Une brève histoire de l'habitat en zone de loisirs (et du plan HP)
Un peu partout en Wallonie s'est développé depuis plus de 30 ans un habitat en caravanes et chalets dans des zones de loisirs (campings, domaines). Commencé très discrètement dans les années 70-80, ce mouvement s’est accéléré au mitan des années 90 jusqu’à aujourd’hui. On évalue à 12.000 le nombre d’habitants sur tout le territoire pour tous types de zones (de loisirs, agricoles, forestière…). Un habitat dispersé dans toutes les provinces, plus concentré autour de l’ancien bassin industriel (dans le sud de la région liégeoise et dans le Hainaut) et majoritairement dans le sud namurois.
Il résulte de la rencontre d’au moins deux logiques « économiques ».

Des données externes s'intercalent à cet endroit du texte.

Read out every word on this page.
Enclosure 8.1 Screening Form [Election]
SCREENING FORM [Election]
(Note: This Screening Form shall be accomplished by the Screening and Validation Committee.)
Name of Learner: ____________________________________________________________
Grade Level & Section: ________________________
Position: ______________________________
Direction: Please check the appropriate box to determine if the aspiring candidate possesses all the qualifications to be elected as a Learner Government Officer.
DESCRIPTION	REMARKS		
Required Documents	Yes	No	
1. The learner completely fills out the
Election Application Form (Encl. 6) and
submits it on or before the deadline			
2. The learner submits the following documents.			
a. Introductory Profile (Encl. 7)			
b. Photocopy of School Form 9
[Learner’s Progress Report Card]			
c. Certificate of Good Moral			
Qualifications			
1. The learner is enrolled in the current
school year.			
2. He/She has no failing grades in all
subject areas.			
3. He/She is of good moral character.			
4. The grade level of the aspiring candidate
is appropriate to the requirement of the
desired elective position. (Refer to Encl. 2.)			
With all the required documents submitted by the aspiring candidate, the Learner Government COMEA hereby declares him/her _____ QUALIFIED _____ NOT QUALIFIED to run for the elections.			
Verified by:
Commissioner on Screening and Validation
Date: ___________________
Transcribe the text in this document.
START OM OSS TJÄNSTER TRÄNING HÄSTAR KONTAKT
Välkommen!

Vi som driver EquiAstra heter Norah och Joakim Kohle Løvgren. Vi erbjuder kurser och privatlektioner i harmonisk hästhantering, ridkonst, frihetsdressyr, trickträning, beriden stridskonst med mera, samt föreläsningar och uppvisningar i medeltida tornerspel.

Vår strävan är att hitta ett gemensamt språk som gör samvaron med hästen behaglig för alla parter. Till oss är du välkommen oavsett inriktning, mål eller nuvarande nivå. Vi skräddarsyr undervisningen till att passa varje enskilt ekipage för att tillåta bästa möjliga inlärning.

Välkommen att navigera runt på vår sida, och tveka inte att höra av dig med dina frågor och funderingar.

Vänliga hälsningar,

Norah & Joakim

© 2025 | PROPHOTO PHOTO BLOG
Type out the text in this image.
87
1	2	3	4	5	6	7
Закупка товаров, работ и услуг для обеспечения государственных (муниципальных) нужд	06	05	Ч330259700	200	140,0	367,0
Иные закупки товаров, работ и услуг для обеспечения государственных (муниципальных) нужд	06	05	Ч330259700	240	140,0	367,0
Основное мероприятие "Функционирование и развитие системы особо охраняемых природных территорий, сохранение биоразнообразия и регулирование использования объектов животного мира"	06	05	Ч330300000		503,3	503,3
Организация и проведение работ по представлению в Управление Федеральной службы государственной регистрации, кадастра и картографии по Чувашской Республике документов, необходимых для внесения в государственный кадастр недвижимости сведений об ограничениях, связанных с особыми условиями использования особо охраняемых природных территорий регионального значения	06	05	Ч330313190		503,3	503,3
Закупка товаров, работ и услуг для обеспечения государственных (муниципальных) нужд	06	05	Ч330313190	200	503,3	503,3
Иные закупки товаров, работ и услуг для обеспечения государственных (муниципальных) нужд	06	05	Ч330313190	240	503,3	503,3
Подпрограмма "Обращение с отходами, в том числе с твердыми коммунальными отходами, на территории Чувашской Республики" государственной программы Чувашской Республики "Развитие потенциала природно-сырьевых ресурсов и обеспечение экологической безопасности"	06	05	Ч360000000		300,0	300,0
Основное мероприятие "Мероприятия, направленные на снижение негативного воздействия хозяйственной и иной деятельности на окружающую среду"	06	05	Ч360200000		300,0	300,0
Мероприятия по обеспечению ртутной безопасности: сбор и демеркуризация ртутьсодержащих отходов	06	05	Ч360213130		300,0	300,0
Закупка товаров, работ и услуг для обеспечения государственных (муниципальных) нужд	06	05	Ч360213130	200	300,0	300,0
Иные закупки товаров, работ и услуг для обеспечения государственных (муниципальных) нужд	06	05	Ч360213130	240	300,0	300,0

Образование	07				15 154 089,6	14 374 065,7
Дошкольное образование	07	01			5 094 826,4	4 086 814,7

- D’un côté, celle de sites touristiques autrefois populaires, en partie désaffectés, qui trouvaient à se reconvertir.
- De l’autre, celle des ménages sans cesse plus nombreux qui n’arrivaient plus – dans un contexte de crises économique et du logement - à se loger sur le marché « de la brique », et ont trouvé le moyen de produire eux-mêmes une solution d’habitat accessible.
S’il est vrai que certains sont devenus victimes captives de vrais exploiteurs leur louant « cher et vilain » des caravanes en très mauvais état, il s’agit plutôt de situations isolées et la question est plus complexe en réalité. Et s’il est difficile de faire des généralités, la plupart de ces sites ont au moins deux choses en commun :
- Cet habitat de fait n’était pas légalement considéré comme du logement (immeuble bâti, répondant aux critères de salubrité), les caravanes et chalets étaient jusqu’il y a peu catégorisés administrativement comme des « abris », leurs habitants comme des « résidents permanents » (ce qui est très stigmatisant et violent) ;
- les zones sur lesquelles cet habitat est installé (le sol), ne sont généralement pas « conformes » en matière d’aménagement du territoire : ces équipements touristiques ne sont pas prévus pour y habiter et sont souvent en infraction urbanistique.
Un plan Habitat Permanent qui dure...
En 2002, la Région wallonne élabore un « Plan Habitat Permanent » (Plan HP) pour prendre la situation à bras le corps. Transversal puisqu’il intègre les compétences d’autant de ministères qu’il y a d’enjeux. Pluriannuel car on sait déjà - vu son ampleur - que la situation est partie pour durer… Il mobilisera une trentaines de Communes volontaires, des partenaires et des moyens financiers importants.
Pour le dire simplement, ce plan se focalise sur deux axes (et deux phases) : la priorité aux campings et aux zones inondables qui doivent être évacués, leurs habitants relogés. D’autres sites (domaines et parcs résidentiels) pourraient retourner à leur vocation touristique ou, peut-être, faire l’objet d’une «régularisation »…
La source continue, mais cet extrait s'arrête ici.